Filmworld
Benedict Cumberbatch says 'The Thing with Feathers' explores the idea of male vulnerability
Mumbai, Jan 6
English actor Benedict Cumberbatch has shared that his film ‘The Thing with Feathers’, touches upon the idea of male vulnerability.
The film is an emotional gut punch wrapped in a dark, fantastical nightmare, and is adapted from Max Porter’s acclaimed novella ‘Grief Is the Thing with Feathers’. The film follows a widowed father and his two young sons as they struggle to process the sudden loss of their wife and mother, only to find their grief taking on a surreal, physical form.

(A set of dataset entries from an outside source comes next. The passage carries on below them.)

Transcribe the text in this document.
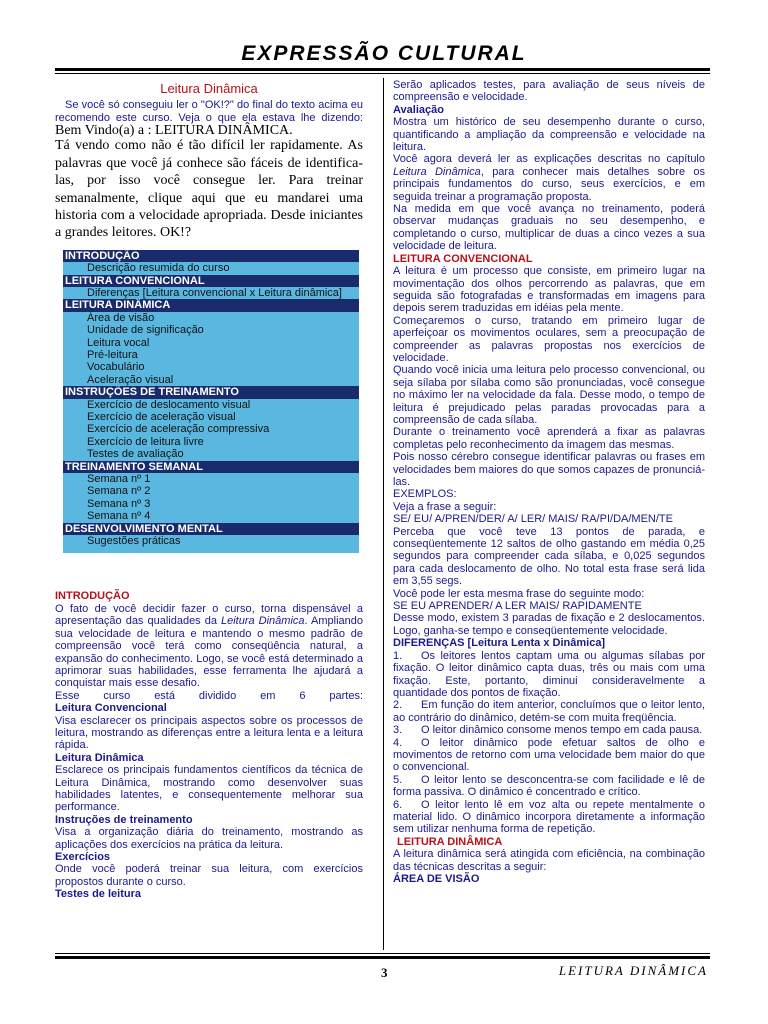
EXPRESSÃO CULTURAL
Leitura Dinâmica

Se você só conseguiu ler o "OK!?" do final do texto acima eu recomendo este curso. Veja o que ela estava lhe dizendo: Bem Vindo(a) a : LEITURA DINÂMICA.

Tá vendo como não é tão difícil ler rapidamente. As palavras que você já conhece são fáceis de identifica-las, por isso você consegue ler. Para treinar semanalmente, clique aqui que eu mandarei uma historia com a velocidade apropriada. Desde iniciantes a grandes leitores. OK!?

INTRODUÇÃO
Descrição resumida do curso
LEITURA CONVENCIONAL
Diferenças [Leitura convencional x Leitura dinâmica]
LEITURA DINÂMICA
Área de visão
Unidade de significação
Leitura vocal
Pré-leitura
Vocabulário
Aceleração visual
INSTRUÇÕES DE TREINAMENTO
Exercício de deslocamento visual
Exercício de aceleração visual
Exercício de aceleração compressiva
Exercício de leitura livre
Testes de avaliação
TREINAMENTO SEMANAL
Semana nº 1
Semana nº 2
Semana nº 3
Semana nº 4
DESENVOLVIMENTO MENTAL
Sugestões práticas

INTRODUÇÃO

O fato de você decidir fazer o curso, torna dispensável a apresentação das qualidades da Leitura Dinâmica. Ampliando sua velocidade de leitura e mantendo o mesmo padrão de compreensão você terá como conseqüência natural, a expansão do conhecimento. Logo, se você está determinado a aprimorar suas habilidades, esse ferramenta lhe ajudará a conquistar mais esse desafio.

Esse curso está dividido em 6 partes:

Leitura Convencional

Visa esclarecer os principais aspectos sobre os processos de leitura, mostrando as diferenças entre a leitura lenta e a leitura rápida.

Leitura Dinâmica

Esclarece os principais fundamentos científicos da técnica de Leitura Dinâmica, mostrando como desenvolver suas habilidades latentes, e consequentemente melhorar sua performance.

Instruções de treinamento

Visa a organização diária do treinamento, mostrando as aplicações dos exercícios na prática da leitura.

Exercícios

Onde você poderá treinar sua leitura, com exercícios propostos durante o curso.

Testes de leitura

Serão aplicados testes, para avaliação de seus níveis de compreensão e velocidade.

Avaliação

Mostra um histórico de seu desempenho durante o curso, quantificando a ampliação da compreensão e velocidade na leitura.

Você agora deverá ler as explicações descritas no capítulo Leitura Dinâmica, para conhecer mais detalhes sobre os principais fundamentos do curso, seus exercícios, e em seguida treinar a programação proposta.

Na medida em que você avança no treinamento, poderá observar mudanças graduais no seu desempenho, e completando o curso, multiplicar de duas a cinco vezes a sua velocidade de leitura.

LEITURA CONVENCIONAL

A leitura é um processo que consiste, em primeiro lugar na movimentação dos olhos percorrendo as palavras, que em seguida são fotografadas e transformadas em imagens para depois serem traduzidas em idéias pela mente.

Começaremos o curso, tratando em primeiro lugar de aperfeiçoar os movimentos oculares, sem a preocupação de compreender as palavras propostas nos exercícios de velocidade.

Quando você inicia uma leitura pelo processo convencional, ou seja sílaba por sílaba como são pronunciadas, você consegue no máximo ler na velocidade da fala. Desse modo, o tempo de leitura é prejudicado pelas paradas provocadas para a compreensão de cada sílaba.

Durante o treinamento você aprenderá a fixar as palavras completas pelo reconhecimento da imagem das mesmas.

Pois nosso cérebro consegue identificar palavras ou frases em velocidades bem maiores do que somos capazes de pronunciá-las.

EXEMPLOS:

Veja a frase a seguir:

SE/ EU/ A/PREN/DER/ A/ LER/ MAIS/ RA/PI/DA/MEN/TE

Perceba que você teve 13 pontos de parada, e conseqüentemente 12 saltos de olho gastando em média 0,25 segundos para compreender cada sílaba, e 0,025 segundos para cada deslocamento de olho. No total esta frase será lida em 3,55 segs.

Você pode ler esta mesma frase do seguinte modo:

SE EU APRENDER/ A LER MAIS/ RAPIDAMENTE

Desse modo, existem 3 paradas de fixação e 2 deslocamentos. Logo, ganha-se tempo e conseqüentemente velocidade.

DIFERENÇAS [Leitura Lenta x Dinâmica]

1. Os leitores lentos captam uma ou algumas sílabas por fixação. O leitor dinâmico capta duas, três ou mais com uma fixação. Este, portanto, diminui consideravelmente a quantidade dos pontos de fixação.

2. Em função do item anterior, concluímos que o leitor lento, ao contrário do dinâmico, detém-se com muita freqüência.

3. O leitor dinâmico consome menos tempo em cada pausa.

4. O leitor dinâmico pode efetuar saltos de olho e movimentos de retorno com uma velocidade bem maior do que o convencional.

5. O leitor lento se desconcentra-se com facilidade e lê de forma passiva. O dinâmico é concentrado e crítico.

6. O leitor lento lê em voz alta ou repete mentalmente o material lido. O dinâmico incorpora diretamente a informação sem utilizar nenhuma forma de repetição.

LEITURA DINÂMICA

A leitura dinâmica será atingida com eficiência, na combinação das técnicas descritas a seguir:

ÁREA DE VISÃO

3	LEITURA DINÂMICA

Talking about how grief is portrayed, Benedict Cumberbatch said, “Max’s novel is an exceptional piece of prose. It’s lyrical, damaged, salvational, majestical, mundane, domestic, real and surreal. It is an extraordinary prism through which to reflect grief – the structure and intimacy of it. I wanted to keep Dad’s humanity. I wanted, as an actor, to be able to bring across somebody who is very human in his failings, someone who is working through things moment by moment. I think everyone in the film, from Max through to us, knows that grief is a universal experience. It’s also a very rare thing in culture to explore that through a male experience”.
He further added, “This film is important for any time, but I think it is particularly important now, because it is about the idea of male vulnerability and what it is to deal with grief and loss. It examines how we are these multifactorial strands of being, and what happens when we are blown apart by something as devastating as the loss of a significant other. The undoing that happens and how, from the ashes of that, something beautiful and honest can be rebuilt and reborn. We still live in a culture where dying, death and grief isn’t talked about all that much. It’s packed away. But, as we know, reality lives on, and it becomes a part of us. Love inevitably means loss because you can’t love something without loss. Nothing lasts forever. This is the extraordinary, haunting, beautiful and profound way to explore loss”.
The film is set to premiere in India on Lionsgate Play on January 9. The film also stars David Thewlis, Richard and Henry Boxall. Directed by Dylan Southern, the film blends intimate family drama with haunting, fantastical imagery to examine how grief reshapes identity, masculinity, and parenthood.